Notes for Prof. Hung-Yi Lee's ML Lecture 6: Brief Introduction to Deep Learning
History of and Remarks on Deep Learning
The usage of the term “deep learning” actually changes with time. For example, at around 2006, “deep learning” refers to “the neural networks that uses Restricted Boltzmann Machine for initialization”, and “perceptron” indicated the ones without using RBM. while later people found that RBM actually has no effective benefits for NN, so it just draw people’s attention back to NN.
The multi-layer perceptron actually has no significant differences from the DNN today.
Why in 1986, people think that “more than 3 hidden layers are not helpful”? I guess due to tha lack of data and GPU.
Fully Connected Feedforward Network
The 1st step of ML, choosing the function set:
If we apply softmax on the output layer, then the NN becomes a multi-class classifier.

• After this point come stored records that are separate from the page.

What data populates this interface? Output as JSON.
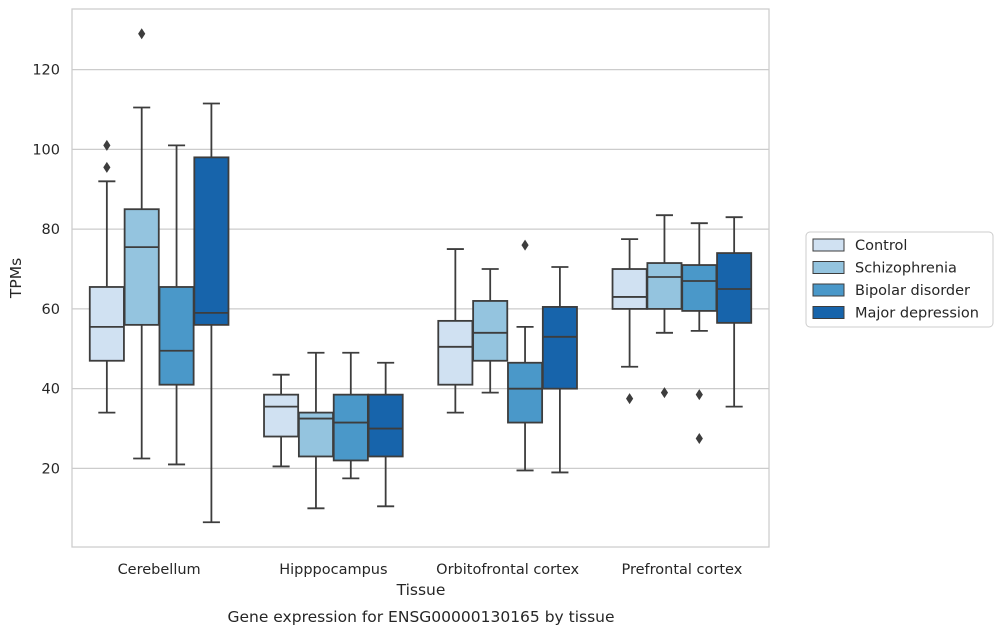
{
  "chart_data": {
    "type": "box",
    "caption": "Gene expression for ENSG00000130165 by tissue",
    "xlabel": "Tissue",
    "ylabel": "TPMs",
    "ylim": [
      0.3,
      135.2
    ],
    "yticks": [
      20,
      40,
      60,
      80,
      100,
      120
    ],
    "grid": "horizontal",
    "legend_position": "right",
    "categories": [
      "Cerebellum",
      "Hipppocampus",
      "Orbitofrontal cortex",
      "Prefrontal cortex"
    ],
    "series": [
      {
        "name": "Control",
        "color": "#d0e1f2",
        "boxes": [
          {
            "whisker_low": 34,
            "q1": 47,
            "median": 55.5,
            "q3": 65.5,
            "whisker_high": 92,
            "outliers": [
              95.5,
              101
            ]
          },
          {
            "whisker_low": 20.5,
            "q1": 28,
            "median": 35.5,
            "q3": 38.5,
            "whisker_high": 43.5,
            "outliers": []
          },
          {
            "whisker_low": 34,
            "q1": 41,
            "median": 50.5,
            "q3": 57,
            "whisker_high": 75,
            "outliers": []
          },
          {
            "whisker_low": 45.5,
            "q1": 60,
            "median": 63,
            "q3": 70,
            "whisker_high": 77.5,
            "outliers": [
              37.5
            ]
          }
        ]
      },
      {
        "name": "Schizophrenia",
        "color": "#94c4df",
        "boxes": [
          {
            "whisker_low": 22.5,
            "q1": 56,
            "median": 75.5,
            "q3": 85,
            "whisker_high": 110.5,
            "outliers": [
              129
            ]
          },
          {
            "whisker_low": 10,
            "q1": 23,
            "median": 32.5,
            "q3": 34,
            "whisker_high": 49,
            "outliers": []
          },
          {
            "whisker_low": 39,
            "q1": 47,
            "median": 54,
            "q3": 62,
            "whisker_high": 70,
            "outliers": []
          },
          {
            "whisker_low": 54,
            "q1": 60,
            "median": 68,
            "q3": 71.5,
            "whisker_high": 83.5,
            "outliers": [
              39
            ]
          }
        ]
      },
      {
        "name": "Bipolar disorder",
        "color": "#4a98c9",
        "boxes": [
          {
            "whisker_low": 21,
            "q1": 41,
            "median": 49.5,
            "q3": 65.5,
            "whisker_high": 101,
            "outliers": []
          },
          {
            "whisker_low": 17.5,
            "q1": 22,
            "median": 31.5,
            "q3": 38.5,
            "whisker_high": 49,
            "outliers": []
          },
          {
            "whisker_low": 19.5,
            "q1": 31.5,
            "median": 40,
            "q3": 46.5,
            "whisker_high": 55.5,
            "outliers": [
              76
            ]
          },
          {
            "whisker_low": 54.5,
            "q1": 59.5,
            "median": 67,
            "q3": 71,
            "whisker_high": 81.5,
            "outliers": [
              38.5,
              27.5
            ]
          }
        ]
      },
      {
        "name": "Major depression",
        "color": "#1764ab",
        "boxes": [
          {
            "whisker_low": 6.5,
            "q1": 56,
            "median": 59,
            "q3": 98,
            "whisker_high": 111.5,
            "outliers": []
          },
          {
            "whisker_low": 10.5,
            "q1": 23,
            "median": 30,
            "q3": 38.5,
            "whisker_high": 46.5,
            "outliers": []
          },
          {
            "whisker_low": 19,
            "q1": 40,
            "median": 53,
            "q3": 60.5,
            "whisker_high": 70.5,
            "outliers": []
          },
          {
            "whisker_low": 35.5,
            "q1": 56.5,
            "median": 65,
            "q3": 74,
            "whisker_high": 83,
            "outliers": []
          }
        ]
      }
    ]
  }
}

Also, we need to decide the network structure to let a good function in your function set.
The 2nd step of ML, goodness of functions:
If it’s for regression, then we can use RMS error; if it’s classification, then we use cross entropy.
The 3rd step of ML, find the best function:
Use gradient descent to find the best weights $w$ and biases $b$. To effectively calculate the derivatives, we use backpropagation.
Discussions
Special structure of extremely deep NNs
The 152 layers deep Residual net has special structures and is not fully connected feedforward, or it’ll be untrainable.
Design of NN structure
When designing an NN, we can only rely on trial-and-error and intuition.

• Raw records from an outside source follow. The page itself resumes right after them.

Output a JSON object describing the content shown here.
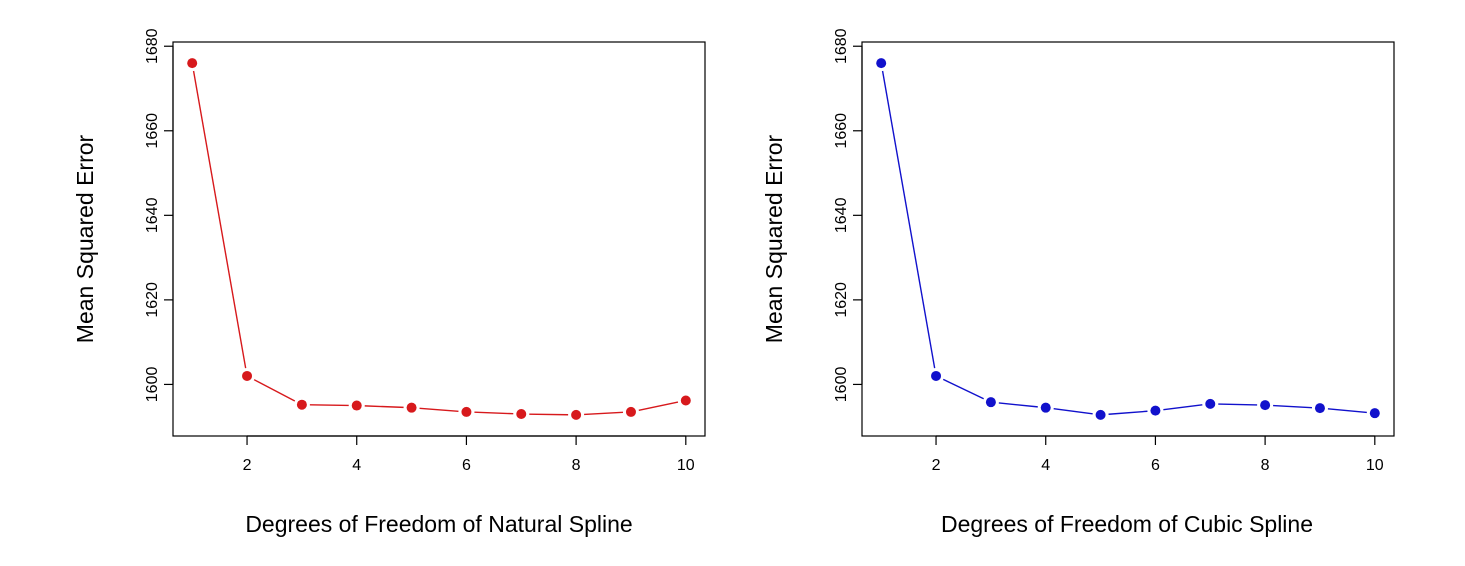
{
  "chart_data": [
    {
      "type": "line",
      "name": "natural-spline",
      "xlabel": "Degrees of Freedom of Natural Spline",
      "ylabel": "Mean Squared Error",
      "color": "#d7191c",
      "x": [
        1,
        2,
        3,
        4,
        5,
        6,
        7,
        8,
        9,
        10
      ],
      "y": [
        1676,
        1602,
        1595.2,
        1595.0,
        1594.5,
        1593.5,
        1593.0,
        1592.8,
        1593.5,
        1596.2
      ],
      "xlim": [
        0.65,
        10.35
      ],
      "ylim": [
        1587.8,
        1681.0
      ],
      "xticks": [
        2,
        4,
        6,
        8,
        10
      ],
      "xtick_labels": [
        "2",
        "4",
        "6",
        "8",
        "10"
      ],
      "yticks": [
        1600,
        1620,
        1640,
        1660,
        1680
      ],
      "ytick_labels": [
        "1600",
        "1620",
        "1640",
        "1660",
        "1680"
      ],
      "grid": false,
      "markers": "filled-circle"
    },
    {
      "type": "line",
      "name": "cubic-spline",
      "xlabel": "Degrees of Freedom of Cubic Spline",
      "ylabel": "Mean Squared Error",
      "color": "#1111cc",
      "x": [
        1,
        2,
        3,
        4,
        5,
        6,
        7,
        8,
        9,
        10
      ],
      "y": [
        1676,
        1602,
        1595.8,
        1594.5,
        1592.8,
        1593.8,
        1595.4,
        1595.1,
        1594.4,
        1593.2
      ],
      "xlim": [
        0.65,
        10.35
      ],
      "ylim": [
        1587.8,
        1681.0
      ],
      "xticks": [
        2,
        4,
        6,
        8,
        10
      ],
      "xtick_labels": [
        "2",
        "4",
        "6",
        "8",
        "10"
      ],
      "yticks": [
        1600,
        1620,
        1640,
        1660,
        1680
      ],
      "ytick_labels": [
        "1600",
        "1620",
        "1640",
        "1660",
        "1680"
      ],
      "grid": false,
      "markers": "filled-circle"
    }
  ]
}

The hidden layers are actually feature extractors that replace the feature engineering. The shift from machine learning to deep learning is actually transforming the questions from feature engineering to neural network structure design.

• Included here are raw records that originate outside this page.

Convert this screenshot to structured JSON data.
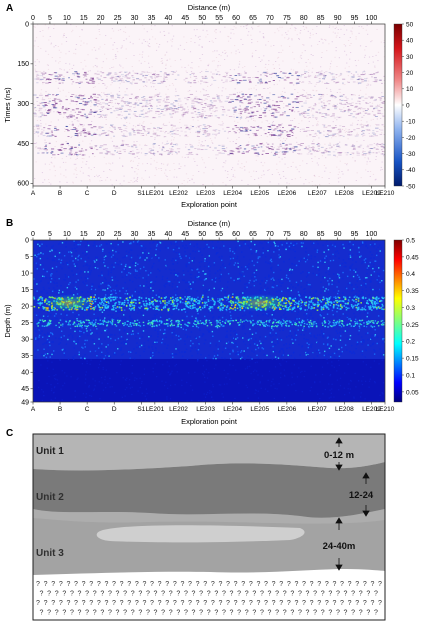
{
  "figure": {
    "panels": [
      "A",
      "B",
      "C"
    ]
  },
  "chart_data": [
    {
      "panel": "A",
      "type": "heatmap",
      "xlabel_top": "Distance (m)",
      "x_ticks": [
        0,
        5,
        10,
        15,
        20,
        25,
        30,
        35,
        40,
        45,
        50,
        55,
        60,
        65,
        70,
        75,
        80,
        85,
        90,
        95,
        100
      ],
      "xlim": [
        0,
        104
      ],
      "ylabel": "Times (ns)",
      "y_ticks": [
        0,
        150,
        300,
        450,
        600
      ],
      "ylim": [
        0,
        610
      ],
      "xlabel_bottom": "Exploration point",
      "exploration_points": [
        "A",
        "B",
        "C",
        "D",
        "S1",
        "LE201",
        "LE202",
        "LE203",
        "LE204",
        "LE205",
        "LE206",
        "LE207",
        "LE208",
        "LE209",
        "LE210"
      ],
      "exploration_point_positions_m": [
        0,
        8,
        16,
        24,
        32,
        36,
        43,
        51,
        59,
        67,
        75,
        84,
        92,
        100,
        104
      ],
      "colorbar": {
        "min": -50,
        "max": 50,
        "ticks": [
          50,
          40,
          30,
          20,
          10,
          0,
          -10,
          -20,
          -30,
          -40,
          -50
        ],
        "colormap": "blue-white-red (seismic)"
      },
      "features": {
        "reflection_bands_ns": [
          200,
          285,
          330,
          400,
          470
        ],
        "strong_zones_m": [
          [
            3,
            18
          ],
          [
            58,
            78
          ]
        ]
      }
    },
    {
      "panel": "B",
      "type": "heatmap",
      "xlabel_top": "Distance (m)",
      "x_ticks": [
        0,
        5,
        10,
        15,
        20,
        25,
        30,
        35,
        40,
        45,
        50,
        55,
        60,
        65,
        70,
        75,
        80,
        85,
        90,
        95,
        100
      ],
      "xlim": [
        0,
        104
      ],
      "ylabel": "Depth (m)",
      "y_ticks": [
        0,
        5,
        10,
        15,
        20,
        25,
        30,
        35,
        40,
        45,
        49
      ],
      "ylim": [
        0,
        49
      ],
      "xlabel_bottom": "Exploration point",
      "exploration_points": [
        "A",
        "B",
        "C",
        "D",
        "S1",
        "LE201",
        "LE202",
        "LE203",
        "LE204",
        "LE205",
        "LE206",
        "LE207",
        "LE208",
        "LE209",
        "LE210"
      ],
      "exploration_point_positions_m": [
        0,
        8,
        16,
        24,
        32,
        36,
        43,
        51,
        59,
        67,
        75,
        84,
        92,
        100,
        104
      ],
      "colorbar": {
        "min": 0.02,
        "max": 0.5,
        "ticks": [
          0.5,
          0.45,
          0.4,
          0.35,
          0.3,
          0.25,
          0.2,
          0.15,
          0.1,
          0.05
        ],
        "colormap": "jet"
      },
      "features": {
        "high_value_band_depth_m": [
          17,
          21
        ],
        "high_value_zones_m": [
          [
            3,
            18
          ],
          [
            58,
            76
          ]
        ],
        "secondary_band_depth_m": [
          24,
          26
        ],
        "low_value_below_m": 36
      }
    }
  ],
  "schematic": {
    "panel": "C",
    "units": [
      {
        "label": "Unit 1",
        "color": "#b2b2b2"
      },
      {
        "label": "Unit 2",
        "color": "#7a7a7a"
      },
      {
        "label": "Unit 3",
        "color": "#a2a2a2"
      }
    ],
    "lens_color": "#cfcfcf",
    "depth_labels": [
      "0-12 m",
      "12-24",
      "24-40m"
    ],
    "unknown_symbol": "?"
  }
}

The domains that people can find more structural and conceptual innovations actually feel less improvement by the introduction of DL, e.g. NLP. Although now DL still dominate in NLP, but not so powerful like in computer vision of speech recognition.
We can also let the model automatically determine its structure, it’s Evolving Artificial Neural Network.
Deep is Better?
When the network is deeper, there are more parameters, i.e. larger function set, so it should be beter.
Universality Theorem
In the later lectures, we’ll see why we choose “deep” but not “fat” neural networks.